Custom facets are a range of different types of facets. Some of the default custom facets are:

  • Word facet - this breaks down text into words and counts the number of records each word appears in
  • Duplicates facet - this results in a binary facet of ‘true’ or ‘false’. Rows appear in the ‘true’ facet if the value in the selected column is an exact match for a value in the same column in another row
  • Text length facet - creates a numeric facet based on the length (number of characters) of the text in each row for the selected column. This can be useful for spotting incorrect or unusual data in a field where specific lengths are expected (e.g. if the values are expected to be years, any row with a text length more than 4 for that column is likely to be incorrect)
  • Facet by blank - a binary facet of ‘true’ or ‘false’. Rows appear in the ‘true’ facet if they have no data present in that column. This is useful when looking for rows missing key data.

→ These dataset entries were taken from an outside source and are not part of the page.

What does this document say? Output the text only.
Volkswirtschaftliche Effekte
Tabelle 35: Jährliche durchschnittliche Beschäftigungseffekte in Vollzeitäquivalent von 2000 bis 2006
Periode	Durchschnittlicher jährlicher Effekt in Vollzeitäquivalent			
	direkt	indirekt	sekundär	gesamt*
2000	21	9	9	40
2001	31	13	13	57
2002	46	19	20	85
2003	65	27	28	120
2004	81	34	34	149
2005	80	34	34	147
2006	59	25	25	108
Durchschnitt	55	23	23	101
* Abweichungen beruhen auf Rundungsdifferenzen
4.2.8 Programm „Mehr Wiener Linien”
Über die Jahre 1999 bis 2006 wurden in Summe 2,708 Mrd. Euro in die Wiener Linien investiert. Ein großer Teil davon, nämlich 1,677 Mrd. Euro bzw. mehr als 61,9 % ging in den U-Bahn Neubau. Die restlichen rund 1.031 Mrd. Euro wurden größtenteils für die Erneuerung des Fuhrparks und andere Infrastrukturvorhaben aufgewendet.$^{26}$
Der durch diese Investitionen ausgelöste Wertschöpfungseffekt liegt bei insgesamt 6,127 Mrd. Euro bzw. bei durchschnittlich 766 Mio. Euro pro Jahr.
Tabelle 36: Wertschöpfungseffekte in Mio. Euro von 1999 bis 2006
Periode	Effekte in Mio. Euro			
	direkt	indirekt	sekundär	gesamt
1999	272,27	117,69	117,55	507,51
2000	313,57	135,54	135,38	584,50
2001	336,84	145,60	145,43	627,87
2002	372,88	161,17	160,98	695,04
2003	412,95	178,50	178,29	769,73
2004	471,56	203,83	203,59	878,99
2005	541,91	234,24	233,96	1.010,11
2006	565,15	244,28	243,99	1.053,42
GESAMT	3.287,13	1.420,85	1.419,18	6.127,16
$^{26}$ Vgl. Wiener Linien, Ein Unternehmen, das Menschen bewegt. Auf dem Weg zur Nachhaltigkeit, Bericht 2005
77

Using clustering to detect possible typing errors

In OpenRefine, clustering means “finding groups of different values that might be alternative representations of the same thing”. For example, the two strings New York and new york are very likely to refer to the same concept and just have capitalization differences. Likewise, Gödel and Godel probably refer to the same person. Clustering is a very powerful tool for cleaning datasets which contain misspelled or mistyped entries. OpenRefine has several clustering algorithms built in. Experiment with them, and learn more about these algorithms and how they work.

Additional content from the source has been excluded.